Ladzi : Ecoute, ça fait plaisir, faudrait-il s’en plaindre ? C’est valorisant que ton travail soit apprécié à sa juste valeur. L’instigateur de ce concours, Jean-Baptiste Almeras, de la librairie l’Arbre à Lettres avait commandé un exemplaire pour lui. Il a adoré et m’a proposé d’envoyer quatorze exemplaires pour le jury du concours. George Hurchalla en a été très content et m’a dit que son livre avait une plus grande reconnaissance en France qu’aux Etats-Unis – bien qu’il en ait beaucoup plus vendu et qu’il y ait eu beaucoup plus de critiques élogieuses dans son pays, où la troisième édition est épuisée. L’anglais s’exporte plus largement que le français, naturellement. Going Underground a donc compté parmi les dix ouvrages de la sélection du concours. C’est un livre sur les Beatles qu’il a emporté le prix. Il l’a certainement mérité, mais rien de neuf à l’Est ? En plus de l’intérêt de toutes ces anecdotes croustillantes sur la scène, de la superbe mise en page, et de son prix, justement hors concours quand à lui, Going Underground fait aussi apparaître des dizaines et des dizaines de groupes occultés jusqu’alors, ce qui en fait tout l’intérêt. On en vendu environ cinq cents, pas encore assez pour amortir le coût de l’impression. On connaissait la France molle, on la sait dégoulinante. Mais on a quand même eu de supers échos. Faut dire qu’un certain nombre de personnes l’avait déjà lu en anglais – surtout la première édition semble-il, Hurchalla a fait pas mal de modifs sur la seconde – mais en français on peut avoir des surprises sur la consistance du contenu, et en prime on s’est farci le mou à donner des traductions de toutes les citations et titres de chansons dont il question.

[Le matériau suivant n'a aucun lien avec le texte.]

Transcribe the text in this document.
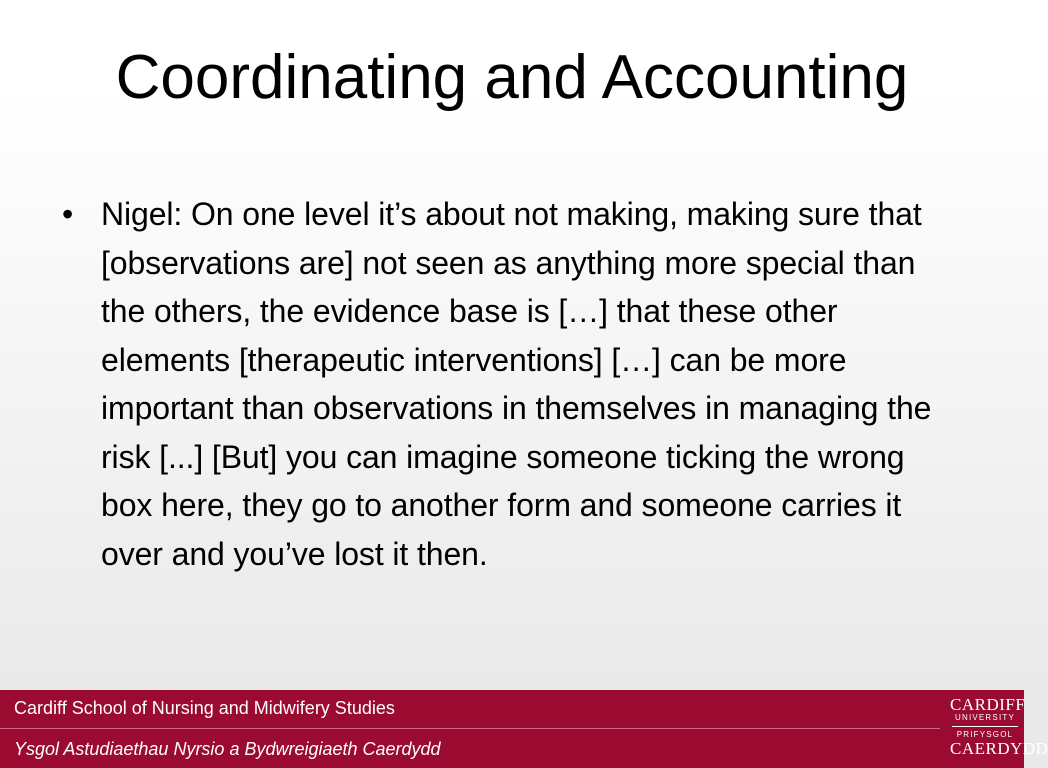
Coordinating and Accounting
• Nigel: On one level it’s about not making, making sure that [observations are] not seen as anything more special than the others, the evidence base is […] that these other elements [therapeutic interventions] […] can be more important than observations in themselves in managing the risk [...] [But] you can imagine someone ticking the wrong box here, they go to another form and someone carries it over and you’ve lost it then.
Cardiff School of Nursing and Midwifery Studies
Ysgol Astudiaethau Nyrsio a Bydwreigiaeth Caerdydd
CARDIFF
UNIVERSITY
PRIFYSGOL
CAERDYDD
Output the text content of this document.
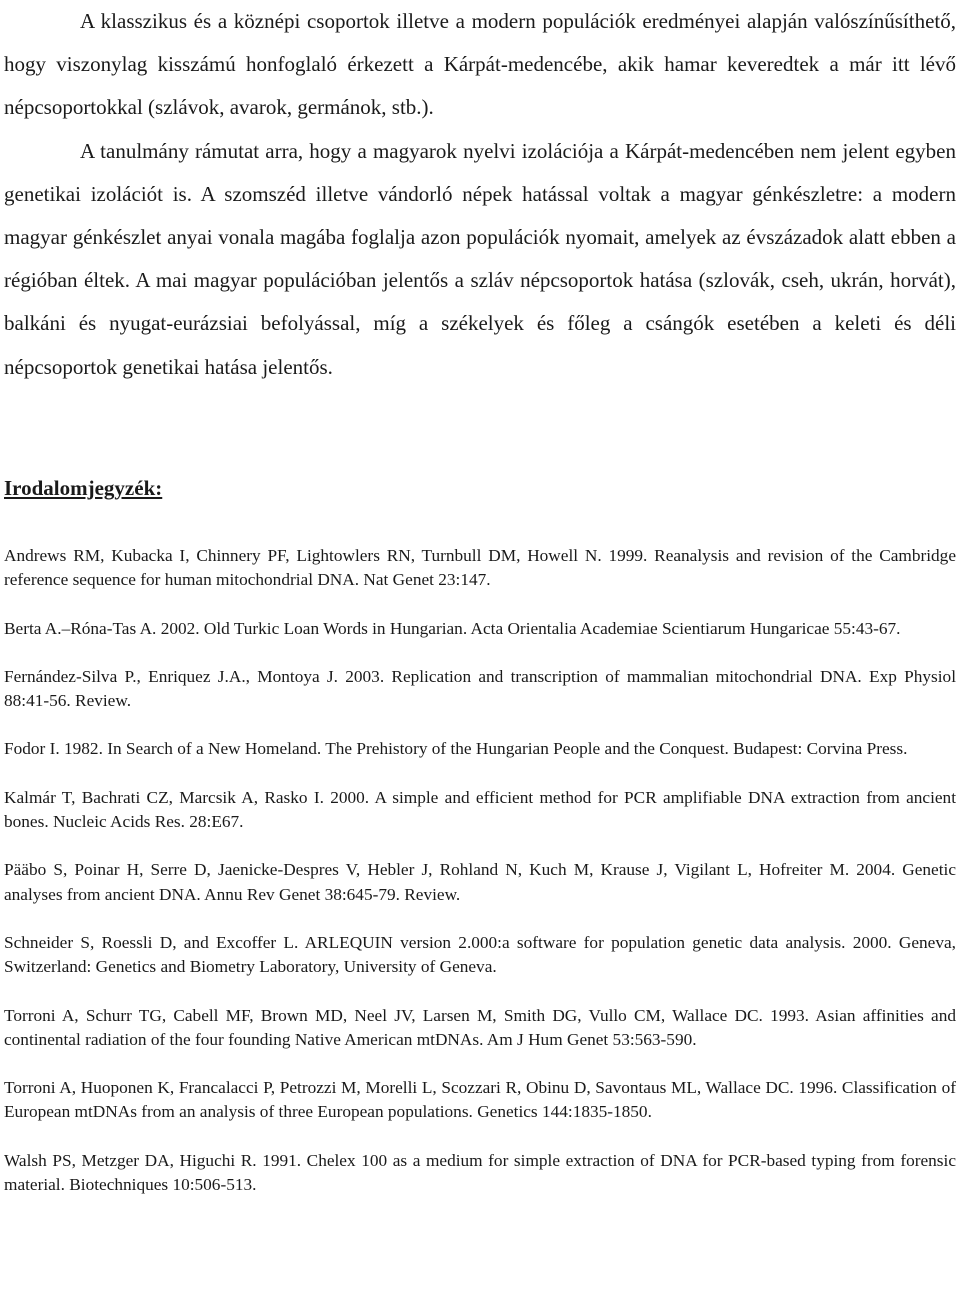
A klasszikus és a köznépi csoportok illetve a modern populációk eredményei alapján valószínűsíthető, hogy viszonylag kisszámú honfoglaló érkezett a Kárpát-medencébe, akik hamar keveredtek a már itt lévő népcsoportokkal (szlávok, avarok, germánok, stb.).
A tanulmány rámutat arra, hogy a magyarok nyelvi izolációja a Kárpát-medencében nem jelent egyben genetikai izolációt is. A szomszéd illetve vándorló népek hatással voltak a magyar génkészletre: a modern magyar génkészlet anyai vonala magába foglalja azon populációk nyomait, amelyek az évszázadok alatt ebben a régióban éltek. A mai magyar populációban jelentős a szláv népcsoportok hatása (szlovák, cseh, ukrán, horvát), balkáni és nyugat-eurázsiai befolyással, míg a székelyek és főleg a csángók esetében a keleti és déli népcsoportok genetikai hatása jelentős.

Irodalomjegyzék:
Andrews RM, Kubacka I, Chinnery PF, Lightowlers RN, Turnbull DM, Howell N. 1999. Reanalysis and revision of the Cambridge reference sequence for human mitochondrial DNA. Nat Genet 23:147.
Berta A.–Róna-Tas A. 2002. Old Turkic Loan Words in Hungarian. Acta Orientalia Academiae Scientiarum Hungaricae 55:43-67.
Fernández-Silva P., Enriquez J.A., Montoya J. 2003. Replication and transcription of mammalian mitochondrial DNA. Exp Physiol 88:41-56. Review.
Fodor I. 1982. In Search of a New Homeland. The Prehistory of the Hungarian People and the Conquest. Budapest: Corvina Press.
Kalmár T, Bachrati CZ, Marcsik A, Rasko I. 2000. A simple and efficient method for PCR amplifiable DNA extraction from ancient bones. Nucleic Acids Res. 28:E67.
Pääbo S, Poinar H, Serre D, Jaenicke-Despres V, Hebler J, Rohland N, Kuch M, Krause J, Vigilant L, Hofreiter M. 2004. Genetic analyses from ancient DNA. Annu Rev Genet 38:645-79. Review.
Schneider S, Roessli D, and Excoffer L. ARLEQUIN version 2.000:a software for population genetic data analysis. 2000. Geneva, Switzerland: Genetics and Biometry Laboratory, University of Geneva.
Torroni A, Schurr TG, Cabell MF, Brown MD, Neel JV, Larsen M, Smith DG, Vullo CM, Wallace DC. 1993. Asian affinities and continental radiation of the four founding Native American mtDNAs. Am J Hum Genet 53:563-590.
Torroni A, Huoponen K, Francalacci P, Petrozzi M, Morelli L, Scozzari R, Obinu D, Savontaus ML, Wallace DC. 1996. Classification of European mtDNAs from an analysis of three European populations. Genetics 144:1835-1850.
Walsh PS, Metzger DA, Higuchi R. 1991. Chelex 100 as a medium for simple extraction of DNA for PCR-based typing from forensic material. Biotechniques 10:506-513.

Buanax : Juste avant Moi, Shithead… tu as sorti Double Personnalité une bio sur la chanteuse Pink. J’imagine que la préparation est un peu différente et que le public visé n’est pas vraiment  le même que pour les bouquins précédents. D’ou vient ce choix ? Comment le livre a-t-il été reçu ? T’es-tu attiré les foudres moralisatrices d’une partie du circuit DIY ?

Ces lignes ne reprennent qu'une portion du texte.